The House of Representatives passed the health care reform bill Saturday, which aims to extend coverage to most Americans. Pro-life lawmakers added an amendment to the plan from Representative Bart Stupak that blocks federal tax dollars from being used to fund abortions.

The Senate has yet to debate the bill, but hopes to as early as next week.

In an urgent letter sent Friday, the bishops had urged the lawmakers to keep abortion funding out of health care reform, and to "ensure that needed health care reform legislation truly protects the life, dignity, health and consciences of all."

"In an essential step," Cardinal George stated today, "the House voted overwhelmingly to reaffirm the longstanding and widely supported precedent that no federal funds will be used to pay for elective abortions."

"We will work to persuade the Senate to follow the example of the House and include these critical safeguards in their version of health care reform legislation," he continued. "We also thank the members of the House who took this courageous and principled step to oppose measures that would force Americans to pay for the destruction of unborn children, and the Democratic leadership for allowing the Representatives to vote on this amendment that protects the common good."

"The conference will remain vigilant and involved," the cardinal assured, "throughout this entire process to assure that these essential provisions are maintained and included in the final legislation."

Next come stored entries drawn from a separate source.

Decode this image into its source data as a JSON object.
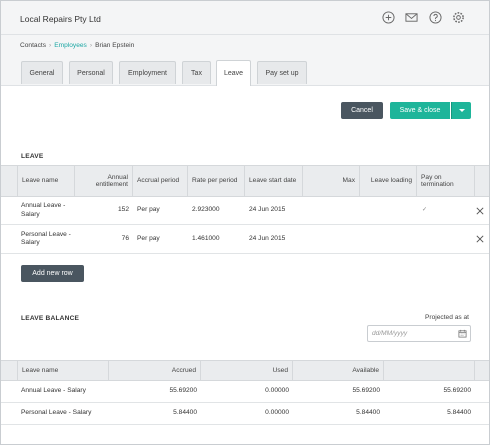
{
  "header": {
    "org_name": "Local Repairs Pty Ltd",
    "icons": [
      "plus-circle-icon",
      "mail-icon",
      "help-icon",
      "gear-icon"
    ]
  },
  "breadcrumb": {
    "contacts": "Contacts",
    "employees": "Employees",
    "employee": "Brian Epstein"
  },
  "tabs": [
    {
      "label": "General"
    },
    {
      "label": "Personal"
    },
    {
      "label": "Employment"
    },
    {
      "label": "Tax"
    },
    {
      "label": "Leave",
      "active": true
    },
    {
      "label": "Pay set up"
    }
  ],
  "actions": {
    "cancel_label": "Cancel",
    "save_label": "Save & close"
  },
  "leave": {
    "title": "LEAVE",
    "columns": {
      "name": "Leave name",
      "entitlement": "Annual entitlement",
      "accrual": "Accrual period",
      "rate": "Rate per period",
      "start": "Leave start date",
      "max": "Max",
      "loading": "Leave loading",
      "pay_on_termination": "Pay on termination"
    },
    "rows": [
      {
        "name": "Annual Leave - Salary",
        "entitlement": "152",
        "accrual": "Per pay",
        "rate": "2.923000",
        "start": "24 Jun 2015",
        "max": "",
        "loading": "",
        "pay_on_termination_checked": true
      },
      {
        "name": "Personal Leave - Salary",
        "entitlement": "76",
        "accrual": "Per pay",
        "rate": "1.461000",
        "start": "24 Jun 2015",
        "max": "",
        "loading": "",
        "pay_on_termination_checked": false
      }
    ],
    "add_row_label": "Add new row"
  },
  "balance": {
    "title": "LEAVE BALANCE",
    "projected_label": "Projected as at",
    "date_placeholder": "dd/MM/yyyy",
    "columns": {
      "name": "Leave name",
      "accrued": "Accrued",
      "used": "Used",
      "available": "Available",
      "projected": ""
    },
    "rows": [
      {
        "name": "Annual Leave - Salary",
        "accrued": "55.69200",
        "used": "0.00000",
        "available": "55.69200",
        "projected": "55.69200"
      },
      {
        "name": "Personal Leave - Salary",
        "accrued": "5.84400",
        "used": "0.00000",
        "available": "5.84400",
        "projected": "5.84400"
      }
    ]
  },
  "colors": {
    "accent": "#1ca7a4",
    "primary_button": "#1eb59a",
    "dark_button": "#4a5660"
  }
}
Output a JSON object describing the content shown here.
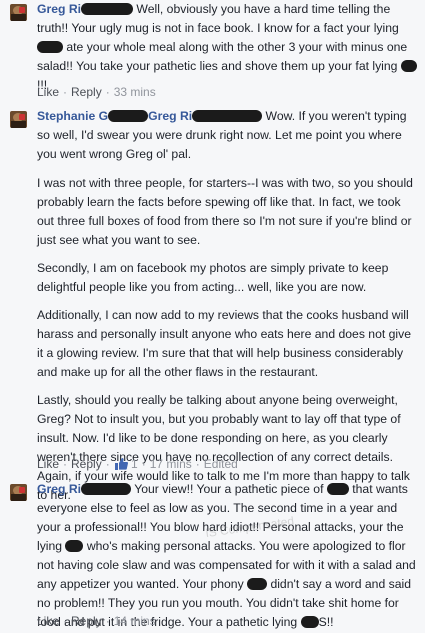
{
  "comments": [
    {
      "author": "Greg Ri",
      "avatar_icon": "profile-photo-icon",
      "paragraphs": [
        {
          "parts": [
            "Well, obviously you have a hard time telling the truth!! Your ugly mug is not in face book. I know for a fact your lying ",
            " ate your whole meal along with the other 3 your with minus one salad!! You take your pathetic lies and shove them up your fat lying ",
            "!!!"
          ]
        }
      ],
      "actions": {
        "like": "Like",
        "reply": "Reply",
        "time": "33 mins"
      }
    },
    {
      "author": "Stephanie G",
      "tag_name": "Greg Ri",
      "avatar_icon": "profile-photo-icon",
      "paragraphs": [
        {
          "parts": [
            "Wow. If you weren't typing so well, I'd swear you were drunk right now. Let me point you where you went wrong Greg ol' pal."
          ]
        },
        {
          "parts": [
            "I was not with three people, for starters--I was with two, so you should probably learn the facts before spewing off like that. In fact, we took out three full boxes of food from there so I'm not sure if you're blind or just see what you want to see."
          ]
        },
        {
          "parts": [
            "Secondly, I am on facebook my photos are simply private to keep delightful people like you from acting... well, like you are now."
          ]
        },
        {
          "parts": [
            "Additionally, I can now add to my reviews that the cooks husband will harass and personally insult anyone who eats here and does not give it a glowing review. I'm sure that that will help business considerably and make up for all the other flaws in the restaurant."
          ]
        },
        {
          "parts": [
            "Lastly, should you really be talking about anyone being overweight, Greg? Not to insult you, but you probably want to lay off that type of insult. Now. I'd like to be done responding on here, as you clearly weren't there since you have no recollection of any correct details. Again, if your wife would like to talk to me I'm more than happy to talk to her."
          ]
        }
      ],
      "actions": {
        "like": "Like",
        "reply": "Reply",
        "like_count": "1",
        "time": "17 mins",
        "edited": "Edited"
      }
    },
    {
      "author": "Greg Ri",
      "avatar_icon": "profile-photo-icon",
      "paragraphs": [
        {
          "parts": [
            "Your view!! Your a pathetic piece of ",
            " that wants everyone else to feel as low as you. The second time in a year and your a professional!! You blow hard idiot!! Personal attacks, your the lying ",
            " who's making personal attacks. You were apologized to flor not having cole slaw and was compensated for with it with a salad and any appetizer you wanted. Your phony ",
            " didn't say a word and said no problem!! They you run you mouth. You didn't take shit home for food and put it in the fridge. Your a pathetic lying ",
            "S!!"
          ]
        }
      ],
      "actions": {
        "like": "Like",
        "reply": "Reply",
        "time": "14 mins"
      }
    }
  ],
  "watermark": "IS Compensated",
  "colors": {
    "link": "#365899",
    "meta": "#90949c",
    "like_icon": "#4267b2"
  }
}
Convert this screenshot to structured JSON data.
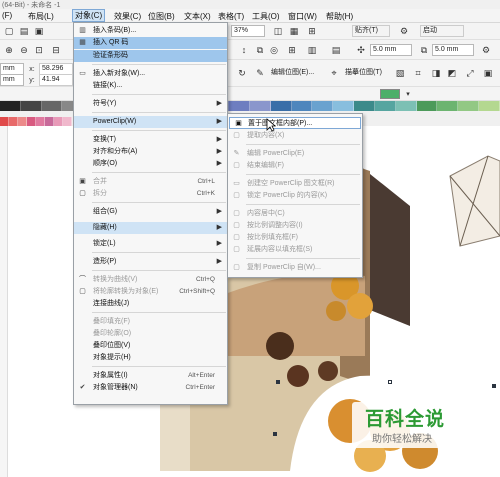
{
  "title_bar": {
    "text": "(64-Bit) - 未命名 -1"
  },
  "menubar": {
    "items": [
      "(F)",
      "布局(L)",
      "对象(C)",
      "效果(C)",
      "位图(B)",
      "文本(X)",
      "表格(T)",
      "工具(O)",
      "窗口(W)",
      "帮助(H)"
    ]
  },
  "toolbar": {
    "zoom_value": "37%",
    "snap_label": "贴齐(T)",
    "launch_label": "启动",
    "x_value": "58.296 mm",
    "y_value": "41.94 mm",
    "mm_field": "mm",
    "mm_field2": "mm",
    "nudge_value1": "5.0 mm",
    "nudge_value2": "5.0 mm",
    "edit_bitmap": "编辑位图(E)...",
    "trace_bitmap": "描摹位图(T)"
  },
  "object_menu": {
    "items": [
      {
        "label": "插入条码(B)...",
        "icon": "barcode-icon"
      },
      {
        "label": "插入 QR 码",
        "icon": "qr-icon"
      },
      {
        "label": "验证条形码",
        "icon": ""
      },
      {
        "label": "插入新对象(W)...",
        "icon": "insert-object-icon"
      },
      {
        "label": "链接(K)...",
        "icon": ""
      },
      {
        "label": "符号(Y)",
        "arrow": "▶"
      },
      {
        "label": "PowerClip(W)",
        "arrow": "▶"
      },
      {
        "label": "变换(T)",
        "arrow": "▶"
      },
      {
        "label": "对齐和分布(A)",
        "arrow": "▶"
      },
      {
        "label": "顺序(O)",
        "arrow": "▶"
      },
      {
        "label": "合并",
        "shortcut": "Ctrl+L"
      },
      {
        "label": "拆分",
        "shortcut": "Ctrl+K"
      },
      {
        "label": "组合(G)",
        "arrow": "▶"
      },
      {
        "label": "隐藏(H)",
        "arrow": "▶"
      },
      {
        "label": "锁定(L)",
        "arrow": "▶"
      },
      {
        "label": "造形(P)",
        "arrow": "▶"
      },
      {
        "label": "转换为曲线(V)",
        "shortcut": "Ctrl+Q"
      },
      {
        "label": "将轮廓转换为对象(E)",
        "shortcut": "Ctrl+Shift+Q"
      },
      {
        "label": "连接曲线(J)"
      },
      {
        "label": "叠印填充(F)"
      },
      {
        "label": "叠印轮廓(O)"
      },
      {
        "label": "叠印位图(V)"
      },
      {
        "label": "对象提示(H)"
      },
      {
        "label": "对象属性(I)",
        "shortcut": "Alt+Enter"
      },
      {
        "label": "对象管理器(N)",
        "shortcut": "Ctrl+Enter"
      }
    ]
  },
  "powerclip_submenu": {
    "items": [
      "置于图文框内部(P)...",
      "提取内容(X)",
      "编辑 PowerClip(E)",
      "结束编辑(F)",
      "创建空 PowerClip 图文框(R)",
      "锁定 PowerClip 的内容(K)",
      "内容居中(C)",
      "按比例调整内容(I)",
      "按比例填充框(F)",
      "延展内容以填充框(S)",
      "复制 PowerClip 自(W)..."
    ]
  },
  "watermark": {
    "title": "百科全说",
    "subtitle": "助你轻松解决"
  }
}
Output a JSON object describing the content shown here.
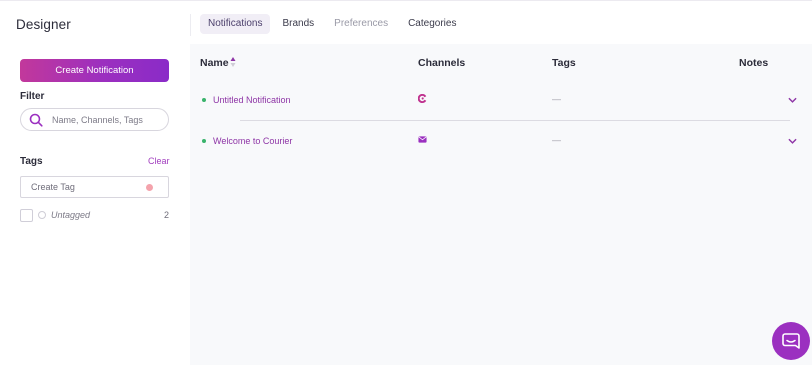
{
  "app": {
    "title": "Designer"
  },
  "tabs": [
    {
      "label": "Notifications",
      "state": "active"
    },
    {
      "label": "Brands",
      "state": "normal"
    },
    {
      "label": "Preferences",
      "state": "muted"
    },
    {
      "label": "Categories",
      "state": "normal"
    }
  ],
  "sidebar": {
    "create_button_label": "Create Notification",
    "filter_label": "Filter",
    "search_placeholder": "Name, Channels, Tags",
    "tags_label": "Tags",
    "clear_label": "Clear",
    "create_tag_placeholder": "Create Tag",
    "untagged": {
      "label": "Untagged",
      "count": "2"
    }
  },
  "table": {
    "columns": {
      "name": "Name",
      "channels": "Channels",
      "tags": "Tags",
      "notes": "Notes"
    },
    "sort": {
      "column": "Name",
      "direction": "ascending"
    },
    "rows": [
      {
        "name": "Untitled Notification",
        "channel_icon": "courier-logo-icon",
        "tags": "—",
        "status": "published"
      },
      {
        "name": "Welcome to Courier",
        "channel_icon": "email-icon",
        "tags": "—",
        "status": "published"
      }
    ]
  },
  "colors": {
    "accent": "#9c2fbf",
    "gradient_start": "#c2389b",
    "status_green": "#39b36b",
    "link_purple": "#8e35a6",
    "tag_dot": "#f4a3ac"
  },
  "chat_launcher": {
    "icon": "chat-bubble-icon"
  }
}
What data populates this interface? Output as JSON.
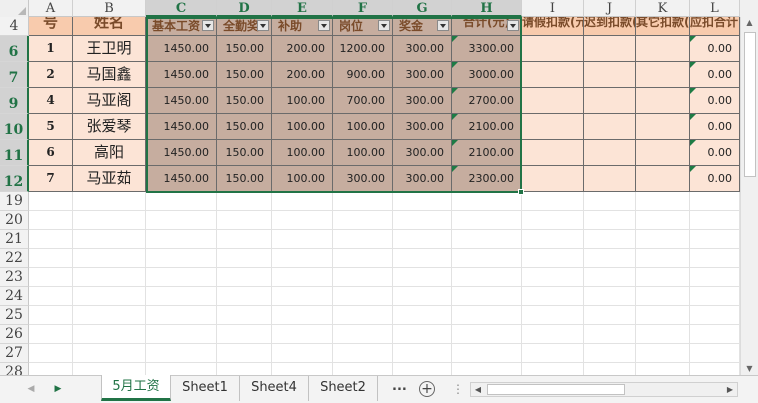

Cardinal George told the legislators that the Church remains "deeply concerned about other aspects of health care reform as the debate now moves to the Senate, especially as it affects the poor and vulnerable, and those at the beginning and end of life."

"We will continue to insist that health care reform legislation must protect conscience rights. We support measures to make health care more affordable for low-income people and the uninsured," he added. "We remain deeply concerned that immigrants be treated fairly and not lose the health care coverage that they now have."